Some law enforcement agencies have already procured UAVs capable of firing non-lethal weapons and there aren't any rules, laws or regulations in place to prevent these agencies from fully weaponizing this equipment.
I do not mean to use this hearing as an opportunity to fear monger because as a former District Attorney, I do not believe that it's law enforcement's intent to employ these technologies in a harmful manner, but I am seriously concerned that there is not one single Federal agency responsible for overseeing the operations of UAVs in our national airspace.
Moreover, safety issues, such as: sense and avoid technologies that enable UAVs to avoid other aircraft; the absence of a dedicated radio frequency for UAVs; and the assurance of constant command and control on the ground -- continue to exist.

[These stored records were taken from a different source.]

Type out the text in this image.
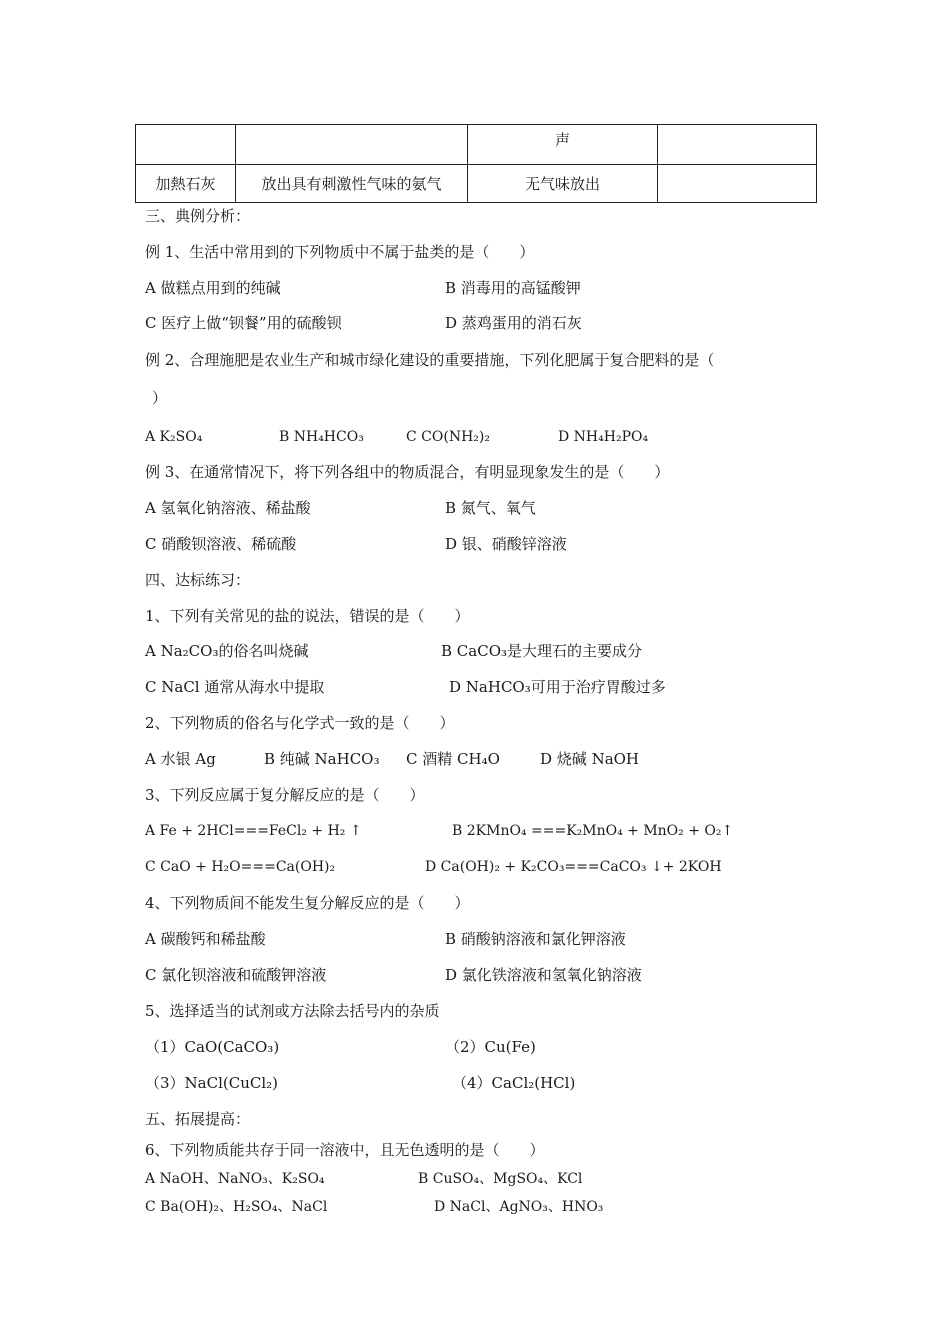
		声	
加熱石灰	放出具有刺激性气味的氨气	无气味放出	
三、典例分析：
例 1、生活中常用到的下列物质中不属于盐类的是（　　）
A 做糕点用到的纯碱	B 消毒用的高锰酸钾
C 医疗上做“钡餐”用的硫酸钡	D 蒸鸡蛋用的消石灰
例 2、合理施肥是农业生产和城市绿化建设的重要措施，下列化肥属于复合肥料的是（
）
A K₂SO₄	B NH₄HCO₃	C CO(NH₂)₂	D NH₄H₂PO₄
例 3、在通常情况下，将下列各组中的物质混合，有明显现象发生的是（　　）
A 氢氧化钠溶液、稀盐酸	B 氮气、氧气
C 硝酸钡溶液、稀硫酸	D 银、硝酸锌溶液
四、达标练习：
1、下列有关常见的盐的说法，错误的是（　　）
A Na₂CO₃的俗名叫烧碱	B CaCO₃是大理石的主要成分
C NaCl 通常从海水中提取	D NaHCO₃可用于治疗胃酸过多
2、下列物质的俗名与化学式一致的是（　　）
A 水银 Ag	B 纯碱 NaHCO₃ C 酒精 CH₄O	D 烧碱 NaOH
3、下列反应属于复分解反应的是（　　）
A Fe + 2HCl===FeCl₂ + H₂ ↑	B 2KMnO₄ ===K₂MnO₄ + MnO₂ + O₂↑
C CaO + H₂O===Ca(OH)₂	D Ca(OH)₂ + K₂CO₃===CaCO₃ ↓+ 2KOH
4、下列物质间不能发生复分解反应的是（　　）
A 碳酸钙和稀盐酸	B 硝酸钠溶液和氯化钾溶液
C 氯化钡溶液和硫酸钾溶液	D 氯化铁溶液和氢氧化钠溶液
5、选择适当的试剂或方法除去括号内的杂质
（1）CaO(CaCO₃)	（2）Cu(Fe)
（3）NaCl(CuCl₂)	（4）CaCl₂(HCl)
五、拓展提高：
6、下列物质能共存于同一溶液中，且无色透明的是（　　）
A NaOH、NaNO₃、K₂SO₄	B CuSO₄、MgSO₄、KCl
C Ba(OH)₂、H₂SO₄、NaCl	D NaCl、AgNO₃、HNO₃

As Chairman McCaul knows, I take a particular interest in airport perimeter security and the deployment of these technologies makes me wonder how far we are stretching this perimeter when airplanes are made to share the skies with UAVs. What does this mean for passenger safety?
Furthermore, as we will learn this morning, the risk faced by hackers and spoofers seeking to intercept and use for their own purposes information captured by UAVs has not been fully addressed.
As a result, I am looking forward to hearing from today's witnesses about the best path forward as we seek to safely and lawfully integrate UAVs in our national airspace.
As we grapple with UAVs and the privacy and safety issues they present, I would be remiss if I did not also mention a much safer and non-invasive unmanned technology -- underwater unmanned vehicles, or UUVs -- developed throughout the United States and often tested in waters, right off the Cape.
There are today an estimated 450 underwater unmanned vehicles in the U.S. military inventory.
At present, the primary missions of UUVs are mine detection and maritime security and as we've already seen with the Deepwater horizon disaster- where UUVs developed at Wood's Hole Oceanographic Institute were deployed to record the contamination of the water- there are many homeland security-related applications that can be pursued for underwater technologies, as well.